Desegregation of Little Rock schools As for the predominantly African-American schools within Little Rock, which are 66 percent Black, more than half of the student body has free or reduced-priced lunches and are underperforming in the classrooms.

If the federal judge rules against keeping the desegregation legislation, all of the programs that are currently aimed at creating equal educational opportunities within Little Rock will fade away, and the state will no longer have to make its current payments of about $70 million to the schools.

That money currently helps fund educational programs to attract affluent white students while also including programs that provide poorer African-American students with better opportunities in the classroom.

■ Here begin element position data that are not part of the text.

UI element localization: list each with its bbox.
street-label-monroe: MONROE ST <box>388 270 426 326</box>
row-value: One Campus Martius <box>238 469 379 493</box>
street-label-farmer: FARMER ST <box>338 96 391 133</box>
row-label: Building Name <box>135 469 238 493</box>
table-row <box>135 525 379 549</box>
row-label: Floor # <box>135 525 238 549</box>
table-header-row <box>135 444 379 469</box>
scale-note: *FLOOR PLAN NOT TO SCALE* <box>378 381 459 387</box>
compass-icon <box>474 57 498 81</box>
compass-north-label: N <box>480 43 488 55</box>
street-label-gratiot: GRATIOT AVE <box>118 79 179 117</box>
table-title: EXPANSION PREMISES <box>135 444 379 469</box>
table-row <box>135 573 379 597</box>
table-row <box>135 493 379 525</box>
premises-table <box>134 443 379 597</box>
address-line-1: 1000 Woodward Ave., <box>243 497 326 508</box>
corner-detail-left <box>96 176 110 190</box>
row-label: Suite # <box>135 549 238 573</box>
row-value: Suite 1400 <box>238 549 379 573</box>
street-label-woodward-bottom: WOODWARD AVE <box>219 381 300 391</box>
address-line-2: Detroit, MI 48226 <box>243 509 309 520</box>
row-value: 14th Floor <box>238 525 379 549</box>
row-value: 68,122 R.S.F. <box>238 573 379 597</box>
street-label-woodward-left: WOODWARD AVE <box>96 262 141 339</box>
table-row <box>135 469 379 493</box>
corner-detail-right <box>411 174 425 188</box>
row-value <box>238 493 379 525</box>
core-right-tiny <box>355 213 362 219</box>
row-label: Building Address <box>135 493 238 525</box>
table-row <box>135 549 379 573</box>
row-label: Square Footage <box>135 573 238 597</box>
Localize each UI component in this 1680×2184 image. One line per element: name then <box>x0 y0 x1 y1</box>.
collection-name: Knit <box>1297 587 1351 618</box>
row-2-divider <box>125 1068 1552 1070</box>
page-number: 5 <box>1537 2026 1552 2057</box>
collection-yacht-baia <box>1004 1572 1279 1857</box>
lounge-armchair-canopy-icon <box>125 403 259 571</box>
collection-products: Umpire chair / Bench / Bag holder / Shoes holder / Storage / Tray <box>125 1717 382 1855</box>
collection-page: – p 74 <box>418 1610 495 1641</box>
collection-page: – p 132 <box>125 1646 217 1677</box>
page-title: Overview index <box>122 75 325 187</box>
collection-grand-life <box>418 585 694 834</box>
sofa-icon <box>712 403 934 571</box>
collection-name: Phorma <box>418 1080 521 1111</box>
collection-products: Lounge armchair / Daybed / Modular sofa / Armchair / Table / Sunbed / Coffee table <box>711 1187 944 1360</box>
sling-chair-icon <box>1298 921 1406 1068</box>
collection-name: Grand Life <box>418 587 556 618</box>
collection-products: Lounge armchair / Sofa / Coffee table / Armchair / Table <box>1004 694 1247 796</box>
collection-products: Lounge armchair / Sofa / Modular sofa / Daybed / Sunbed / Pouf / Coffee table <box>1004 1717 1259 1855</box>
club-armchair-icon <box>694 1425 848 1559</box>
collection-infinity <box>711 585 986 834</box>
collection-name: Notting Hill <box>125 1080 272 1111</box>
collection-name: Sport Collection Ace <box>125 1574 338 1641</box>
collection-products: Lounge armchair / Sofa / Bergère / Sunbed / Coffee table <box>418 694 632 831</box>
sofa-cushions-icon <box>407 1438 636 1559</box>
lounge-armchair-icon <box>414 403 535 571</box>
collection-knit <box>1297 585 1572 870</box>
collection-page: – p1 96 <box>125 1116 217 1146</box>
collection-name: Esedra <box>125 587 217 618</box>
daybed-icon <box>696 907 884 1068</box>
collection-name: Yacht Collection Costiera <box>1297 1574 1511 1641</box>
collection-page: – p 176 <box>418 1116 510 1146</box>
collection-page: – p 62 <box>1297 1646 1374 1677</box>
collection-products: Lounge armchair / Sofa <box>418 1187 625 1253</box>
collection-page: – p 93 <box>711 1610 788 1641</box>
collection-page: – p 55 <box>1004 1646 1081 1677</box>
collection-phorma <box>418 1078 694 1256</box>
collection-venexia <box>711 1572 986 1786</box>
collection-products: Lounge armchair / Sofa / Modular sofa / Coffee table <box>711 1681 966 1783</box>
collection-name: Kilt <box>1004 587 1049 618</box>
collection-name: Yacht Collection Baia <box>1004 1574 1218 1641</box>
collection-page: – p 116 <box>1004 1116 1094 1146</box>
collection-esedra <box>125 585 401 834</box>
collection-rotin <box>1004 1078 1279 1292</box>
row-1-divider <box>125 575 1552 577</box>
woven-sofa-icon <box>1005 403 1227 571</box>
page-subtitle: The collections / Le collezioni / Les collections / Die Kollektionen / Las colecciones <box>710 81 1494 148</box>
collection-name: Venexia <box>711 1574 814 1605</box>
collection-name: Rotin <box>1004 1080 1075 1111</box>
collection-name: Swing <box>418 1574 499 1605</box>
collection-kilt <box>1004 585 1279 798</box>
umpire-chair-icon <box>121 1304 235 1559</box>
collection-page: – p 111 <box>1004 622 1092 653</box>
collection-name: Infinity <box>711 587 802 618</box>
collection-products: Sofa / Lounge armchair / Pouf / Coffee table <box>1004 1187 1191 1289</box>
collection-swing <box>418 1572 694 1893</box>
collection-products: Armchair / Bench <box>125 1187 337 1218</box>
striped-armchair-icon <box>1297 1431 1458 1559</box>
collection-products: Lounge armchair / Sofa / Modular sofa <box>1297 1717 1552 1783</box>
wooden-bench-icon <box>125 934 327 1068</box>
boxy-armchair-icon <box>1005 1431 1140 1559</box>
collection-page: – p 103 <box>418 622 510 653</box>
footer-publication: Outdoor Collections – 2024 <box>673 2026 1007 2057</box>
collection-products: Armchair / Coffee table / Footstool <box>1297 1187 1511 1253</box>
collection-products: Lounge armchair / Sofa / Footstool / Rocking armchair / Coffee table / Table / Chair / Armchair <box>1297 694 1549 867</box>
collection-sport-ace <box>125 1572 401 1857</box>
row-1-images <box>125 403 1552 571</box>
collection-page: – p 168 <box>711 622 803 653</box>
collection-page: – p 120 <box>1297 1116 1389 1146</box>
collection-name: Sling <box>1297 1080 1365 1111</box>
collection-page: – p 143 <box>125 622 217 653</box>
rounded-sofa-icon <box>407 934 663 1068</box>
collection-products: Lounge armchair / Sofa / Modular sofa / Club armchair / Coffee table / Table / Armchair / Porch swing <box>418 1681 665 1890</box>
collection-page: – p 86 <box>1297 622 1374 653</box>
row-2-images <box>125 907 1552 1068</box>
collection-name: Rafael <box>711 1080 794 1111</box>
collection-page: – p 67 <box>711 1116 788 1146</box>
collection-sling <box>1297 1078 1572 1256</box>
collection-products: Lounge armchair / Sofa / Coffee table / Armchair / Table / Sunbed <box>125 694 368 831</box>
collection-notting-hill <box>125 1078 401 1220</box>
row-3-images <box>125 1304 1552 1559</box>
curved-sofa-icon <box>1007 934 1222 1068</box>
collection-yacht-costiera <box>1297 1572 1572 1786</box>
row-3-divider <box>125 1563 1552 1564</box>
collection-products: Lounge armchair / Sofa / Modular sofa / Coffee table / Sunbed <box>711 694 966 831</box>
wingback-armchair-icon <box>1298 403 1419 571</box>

“This is not a joyful day for African-American people in America,” said attorney John Walker who represents Black students in the Little Rock desegregation case.

Walker said that no substantial progress has been made in the school districts other  than there are currently no laws that allow schools to be segregated based on race.

Pulaski County Superintendent Jerry Guess believes the school district still needs the aid that the legislation offers, but that money alone won’t be able to fix the problem.

“I have had a lot of people comment about their kids going to schools where Black students are, and not wanting to,” Guess said. “And I believe that’s still, unfortunately, a truth about human nature.”

The extra funding won’t be enough to put an end to racism in the district, but other school officials are hoping that keeping the desegregation funding will still help Little Rock schools move in the right direction.